Whiskey is popular in Hungary, but not many people know their grains from their malts. The recently-opened WhiskyShop, just off Ferenciek tere, is out to change all that (along with the Scottish Corner, which offers a lot of other Scottish goodies besides whisky). The Whiskyshop stocks 350 whiskeys ranging from Ft 5,000 special offers to a Ft 233,000 (€780) bottle of 1959 Glenfarclas (pictured left). The store is the bricks and mortar showroom for whiskynet.hu the Hungarian whiskey webshop founded by enthusiast Katalin Szatmári. Her company supplies both the Kaledonia Pub‘s “Wee Shop” and Culinaris, two of the city’s other two major stockists, but shoppers are better off going to the online store, where a discount of 5% is available on all bottles, as well as a host of special offers. Still, it’s worth dropping in on the shop just to take in the sheer variety on offer, including the best of Irish, Canadian, and American, as well as some rather stylish rogues from Japan, Australia, India and Latin America and a small selection of edible “accessories.”






A couple of minor points to make. When you talk about Scottish whisky there is no ‘e’ in the spelling. The Caledonia does source some whisky from WhiskyNet, but we also work with other suppliers. I’m not sure if The Scottish Corner has simply moved address.
Thanks Patrick, I have done some minor edits and updated the Scottish Corner address. As you know, I am British, but the house style on these sites is American. We must have rules! Besides, if I took all the “e”s out of whiskey, the next comment would surely be: “Hey y’all, that ain’t how we be spelling ‘whiskey’!” You can’t please everyone…

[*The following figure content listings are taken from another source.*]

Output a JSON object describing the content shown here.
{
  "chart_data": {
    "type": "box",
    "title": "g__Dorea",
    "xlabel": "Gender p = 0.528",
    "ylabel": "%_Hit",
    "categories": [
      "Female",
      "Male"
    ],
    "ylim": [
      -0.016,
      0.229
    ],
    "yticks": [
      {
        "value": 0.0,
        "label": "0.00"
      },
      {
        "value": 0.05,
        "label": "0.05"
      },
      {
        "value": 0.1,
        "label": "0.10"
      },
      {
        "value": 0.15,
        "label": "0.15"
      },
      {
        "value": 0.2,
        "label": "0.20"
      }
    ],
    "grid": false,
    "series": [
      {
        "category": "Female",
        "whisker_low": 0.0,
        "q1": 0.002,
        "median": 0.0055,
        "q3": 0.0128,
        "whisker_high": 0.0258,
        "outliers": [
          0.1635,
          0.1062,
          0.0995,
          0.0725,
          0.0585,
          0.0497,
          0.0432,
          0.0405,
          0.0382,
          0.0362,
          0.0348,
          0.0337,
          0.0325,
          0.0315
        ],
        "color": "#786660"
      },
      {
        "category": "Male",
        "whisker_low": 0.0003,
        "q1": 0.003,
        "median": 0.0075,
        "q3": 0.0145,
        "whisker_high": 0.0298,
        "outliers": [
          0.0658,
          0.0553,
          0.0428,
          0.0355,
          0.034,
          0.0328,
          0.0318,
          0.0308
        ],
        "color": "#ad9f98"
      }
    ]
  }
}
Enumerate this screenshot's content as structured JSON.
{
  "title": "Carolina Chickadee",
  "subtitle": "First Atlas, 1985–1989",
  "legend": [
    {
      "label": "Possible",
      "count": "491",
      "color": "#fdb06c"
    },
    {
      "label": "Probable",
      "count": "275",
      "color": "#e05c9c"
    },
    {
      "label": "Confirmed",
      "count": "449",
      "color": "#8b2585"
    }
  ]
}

Thanks for your reply Adrian, but with respect the spelling of whisk(e)y has got nothing to do with house style. When referring to Scottish whisky there is no ‘e’. If you were referring to American or indeed Irish whiskey. There there is a ‘e’. I suggest you and I have a whisky to discuss this important matter !!
So what if you are referring to a “blend” of whiskey and whisky in the same shop/store?
A blended whisky in Scotland is a combination of a number of Single Malt Scotch Whiskies, which have been distilled at more than one distillery. It does not alter the spelling of Whisky – irrespective of your American house style. Accept the trauth, when talking about Scottish whisky there is no ‘e’. Talk about American whiskey and you can spell it whatever way you want.
Hi there!
A kind of solution colud be using the artificial word ‘whisk(e)y’ in case you would refer to both scottish and american style whisk(e)y.